Vanishing Acts is about Delia, a girl who grew up in New Hampshire with two best friends who are in love with her, and a father who would do anything to give her the world, even if it meant the possibility of spending the rest of his life in jail. Delia is a search and rescue officer who is engaged to one of her best friends, Eric, and they adore their only child, Sophie. Fitz, the other best friend, is just as present in Delia’s life as Eric and sometimes it was hard for me to even have an opinion on who I really wanted her to be with. But, this story is not about Eric and Delia and Fitz’s strange love triangle. It’s about how Delia wasn’t always Delia. It’s a story of lies and mystery and friendship and alcoholism. This story seemed to be convoluted in the way that there was so many different elements coming into play. After Delia discovers that he father is charged with her kidnapping, Delia’s life is turned upside down. She is left to figure out who she is and was, where she comes from, and what’s best for her and Sophie.

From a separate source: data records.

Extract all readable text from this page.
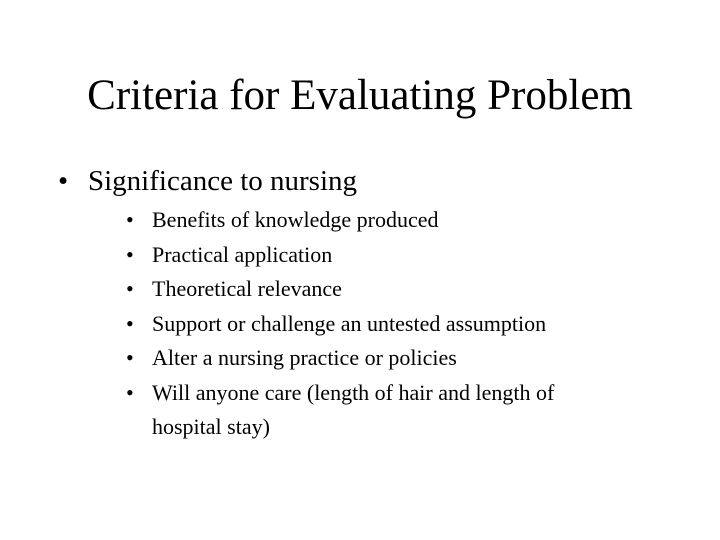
Criteria for Evaluating Problem
• Significance to nursing
• Benefits of knowledge produced
• Practical application
• Theoretical relevance
• Support or challenge an untested assumption
• Alter a nursing practice or policies
• Will anyone care (length of hair and length of hospital stay)
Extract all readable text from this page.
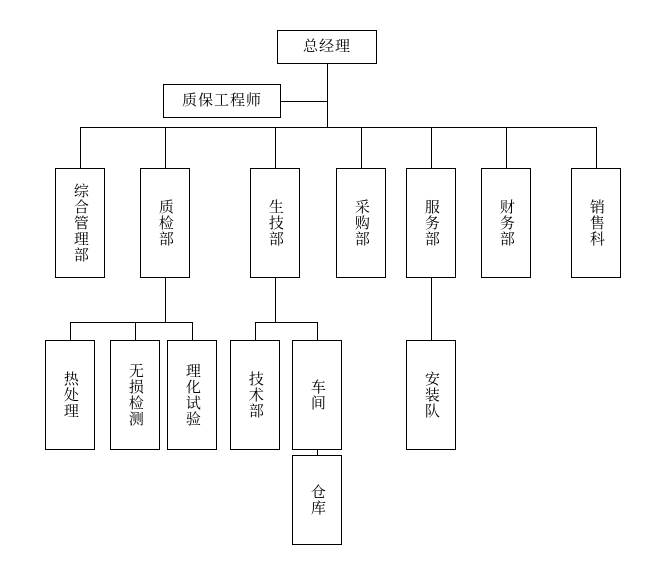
总经理
质保工程师
综合管理部	质检部	生技部	采购部	服务部	财务部	销售科
热处理	无损检测	理化试验	技术部	车间	安装队
仓库
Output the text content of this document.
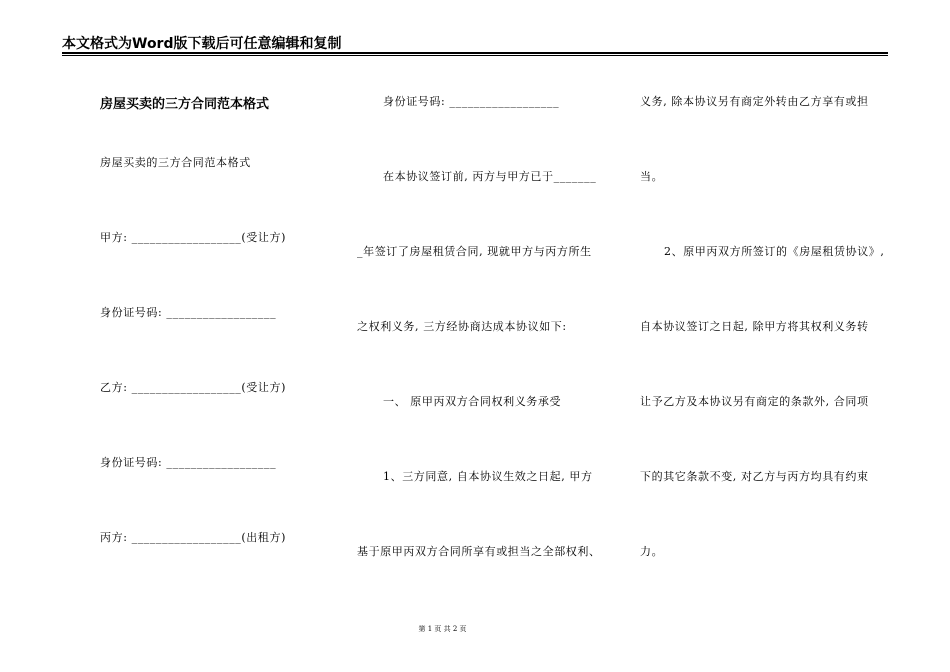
本文格式为Word版下载后可任意编辑和复制
房屋买卖的三方合同范本格式
房屋买卖的三方合同范本格式
甲方: __________________(受让方)
身份证号码: __________________
乙方: __________________(受让方)
身份证号码: __________________
丙方: __________________(出租方)
身份证号码: __________________
在本协议签订前, 丙方与甲方已于_______
_年签订了房屋租赁合同, 现就甲方与丙方所生
之权利义务, 三方经协商达成本协议如下:
一、 原甲丙双方合同权利义务承受
1、三方同意, 自本协议生效之日起, 甲方
基于原甲丙双方合同所享有或担当之全部权利、
义务, 除本协议另有商定外转由乙方享有或担
当。
2、原甲丙双方所签订的《房屋租赁协议》,
自本协议签订之日起, 除甲方将其权利义务转
让予乙方及本协议另有商定的条款外, 合同项
下的其它条款不变, 对乙方与丙方均具有约束
力。
第 1 页 共 2 页
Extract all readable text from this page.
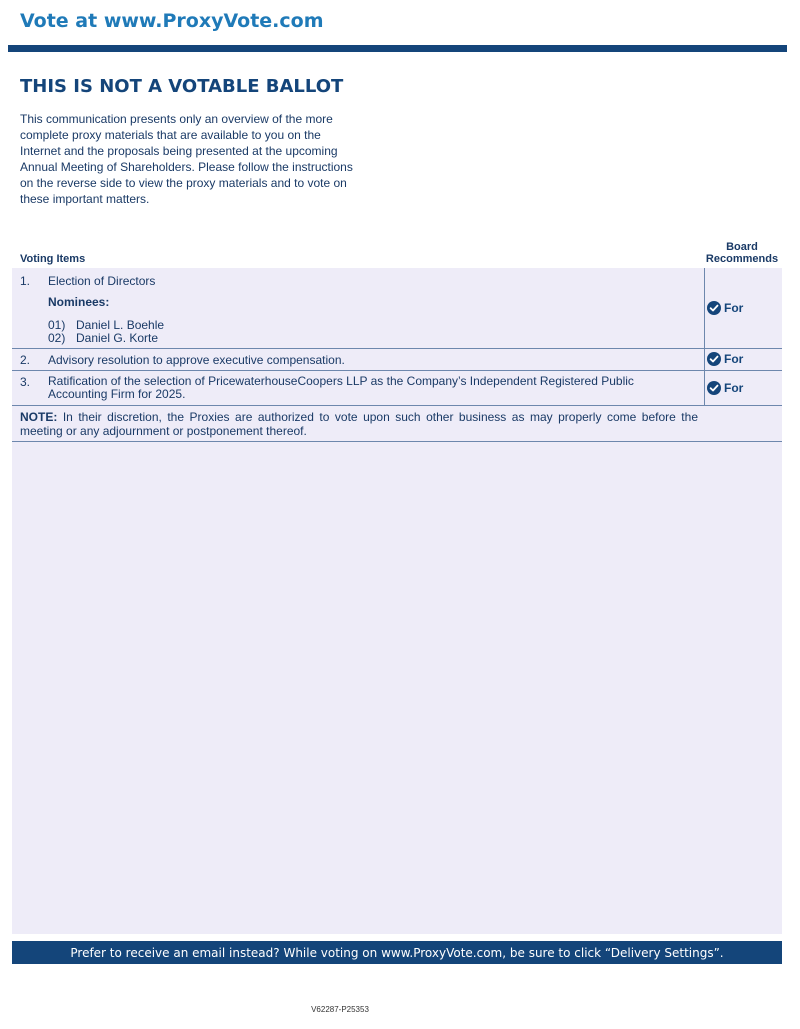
Vote at www.ProxyVote.com
THIS IS NOT A VOTABLE BALLOT
This communication presents only an overview of the more
complete proxy materials that are available to you on the
Internet and the proposals being presented at the upcoming
Annual Meeting of Shareholders. Please follow the instructions
on the reverse side to view the proxy materials and to vote on
these important matters.
Voting Items
Board
Recommends
1. Election of Directors
Nominees:
01) Daniel L. Boehle
02) Daniel G. Korte
For
2. Advisory resolution to approve executive compensation.	For
3. Ratification of the selection of PricewaterhouseCoopers LLP as the Company’s Independent Registered Public
Accounting Firm for 2025.	For
NOTE: In their discretion, the Proxies are authorized to vote upon such other business as may properly come before the meeting or any adjournment or postponement thereof.
Prefer to receive an email instead? While voting on www.ProxyVote.com, be sure to click “Delivery Settings”.
V62287-P25353
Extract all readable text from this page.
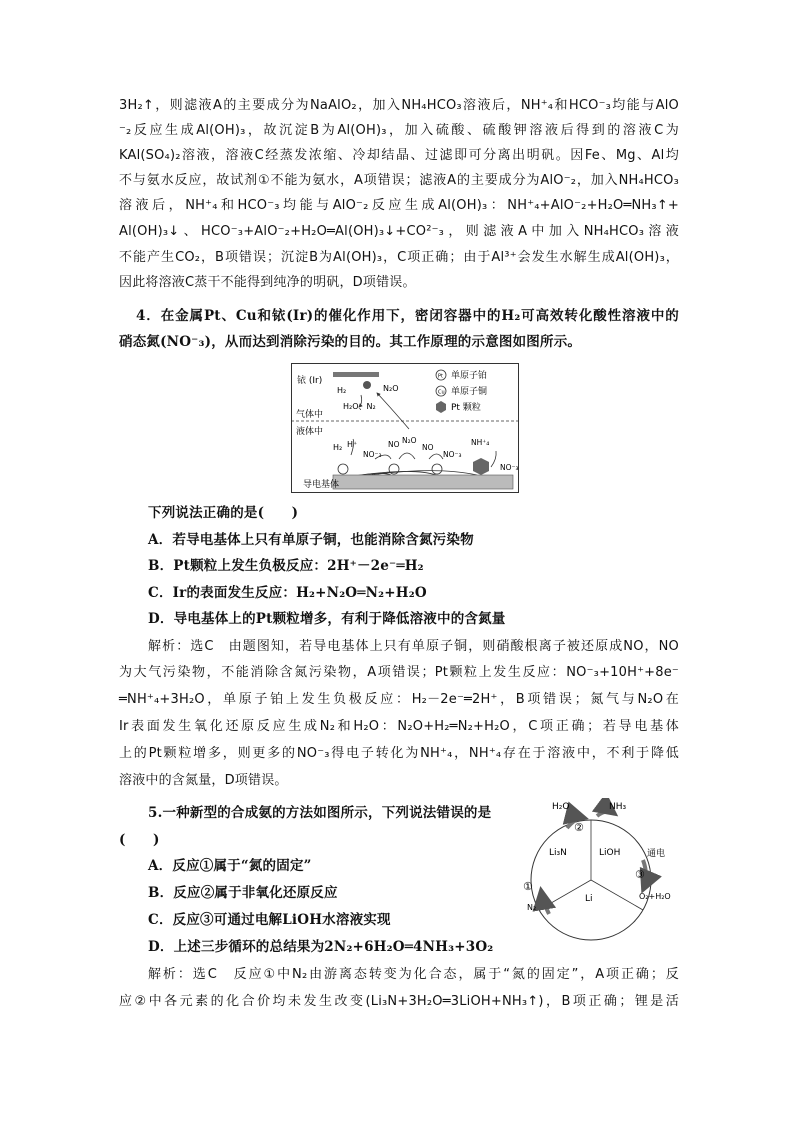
3H₂↑，则滤液A的主要成分为NaAlO₂，加入NH₄HCO₃溶液后，NH⁺₄和HCO⁻₃均能与AlO
⁻₂反应生成Al(OH)₃，故沉淀B为Al(OH)₃，加入硫酸、硫酸钾溶液后得到的溶液C为
KAl(SO₄)₂溶液，溶液C经蒸发浓缩、冷却结晶、过滤即可分离出明矾。因Fe、Mg、Al均
不与氨水反应，故试剂①不能为氨水，A项错误；滤液A的主要成分为AlO⁻₂，加入NH₄HCO₃
溶液后，NH⁺₄和HCO⁻₃均能与AlO⁻₂反应生成Al(OH)₃：NH⁺₄+AlO⁻₂+H₂O═NH₃↑+
Al(OH)₃↓、HCO⁻₃+AlO⁻₂+H₂O═Al(OH)₃↓+CO²⁻₃，则滤液A中加入NH₄HCO₃溶液
不能产生CO₂，B项错误；沉淀B为Al(OH)₃，C项正确；由于Al³⁺会发生水解生成Al(OH)₃，
因此将溶液C蒸干不能得到纯净的明矾，D项错误。
4．在金属Pt、Cu和铱(Ir)的催化作用下，密闭容器中的H₂可高效转化酸性溶液中的
硝态氮(NO⁻₃)，从而达到消除污染的目的。其工作原理的示意图如图所示。
铱 (Ir)
H₂	N₂O
H₂O、N₂
Pt 单原子铂
Cu 单原子铜
Pt 颗粒
气体中
液体中
H₂ H⁺
NO⁻₃
NO N₂O
NO
NO⁻₃
NH⁺₄
NO⁻₃
导电基体
下列说法正确的是(　　)
A．若导电基体上只有单原子铜，也能消除含氮污染物
B．Pt颗粒上发生负极反应：2H⁺－2e⁻═H₂
C．Ir的表面发生反应：H₂+N₂O═N₂+H₂O
D．导电基体上的Pt颗粒增多，有利于降低溶液中的含氮量
解析：选C　由题图知，若导电基体上只有单原子铜，则硝酸根离子被还原成NO，NO
为大气污染物，不能消除含氮污染物，A项错误；Pt颗粒上发生反应：NO⁻₃+10H⁺+8e⁻
═NH⁺₄+3H₂O，单原子铂上发生负极反应：H₂－2e⁻═2H⁺，B项错误；氮气与N₂O在
Ir表面发生氧化还原反应生成N₂和H₂O：N₂O+H₂═N₂+H₂O，C项正确；若导电基体
上的Pt颗粒增多，则更多的NO⁻₃得电子转化为NH⁺₄，NH⁺₄存在于溶液中，不利于降低
溶液中的含氮量，D项错误。
5.一种新型的合成氨的方法如图所示，下列说法错误的是
(　　)
A．反应①属于“氮的固定”
B．反应②属于非氧化还原反应
C．反应③可通过电解LiOH水溶液实现
D．上述三步循环的总结果为2N₂+6H₂O═4NH₃+3O₂
Li₃N	LiOH
Li
H₂O	NH₃
②
通电
③
O₂+H₂O
①
N₂
解析：选C　反应①中N₂由游离态转变为化合态，属于“氮的固定”，A项正确；反
应②中各元素的化合价均未发生改变(Li₃N+3H₂O═3LiOH+NH₃↑)，B项正确；锂是活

I loved it, I loved it so much. I loved the beginning and the end and all the middle parts in between. It was emotional but not gushy, it was the perfect balance. I recommend it for anyone who doesn’t want to cry but still wants an emotional ride.

Period 8 by Chris Crutcher

HOLY COW.

I have had Period 8 on my bookshelf since the beginning of last summer and I’ve been putting it off forever. My (very bad) reason for doing this is because I hate sports books. I don’t care about them and they don’t interest me.

All biases aside, I loved Period 8. It wasn’t even really a sports book. The story is about a classroom. The main character, Paulie Bomb, messes up big time and goes through a nasty break up with his literally perfect girlfriend. The story revolves around the family atmosphere of period eight, a lunch period where all the kids talk about their problems and confide in their teacher, Mr. Logs. Just like in all high school situations, there is someone that can’t be trusted, but this goes a little bit farther than who banged their best friends boyfriend like in other high school stories. Things get strange when “the Virgin Mary” Wells goes missing and no one knows where she went.

This story is thrilling and fun and crazy. The ending will have you reading past your bedtime and holding your breath.

American Gods by Neil Gaiman

I’m baaaaaaack!

Wow, this book took me forever to read! The fact that I had a lot going on with school and such combined with this book being kind of complex made me feel like I was taking years to read it. But I saw it through and now I can present you with a brand new book review!

American Gods is the story of a man called Shadow and his journey with gods. When the story starts, Shadow is getting out of jail and discovering the death and betrayal of his wife, Laura. On his plane ride back Shadow meets a strange man who knows all about him. That man, named Wednesday, becomes Shadow’s boss. Wednesday is trying to gather an army of the gods of the old days to fight the modern gods. Shadow does a lot of odd jobs and meets a lot of odd people, all while trying to bring his wife back to life.

Honestly, one of the only reasons I could some what follow the gods and the histories was because of the time I spent with Rick Riordan’s Percy Jackson and the Olympians. That really only helped me with the Greek Gods though. This book was not an easy read. It was complex and the characters had history and sometimes the stories seemed all tangled up. I have several questions that were left unanswered and several confused theories running around in my brain.

That being said, just because it wasn’t easy doesn’t mean it was not worth it. I really enjoyed it. There was some content that was a little adult, but it is an adult book. The ending was the best part, I loved the plot twists. I would recommend it to anyone who enjoys mystery novels and the fantasy genre.

Sorry for taking so long with this post!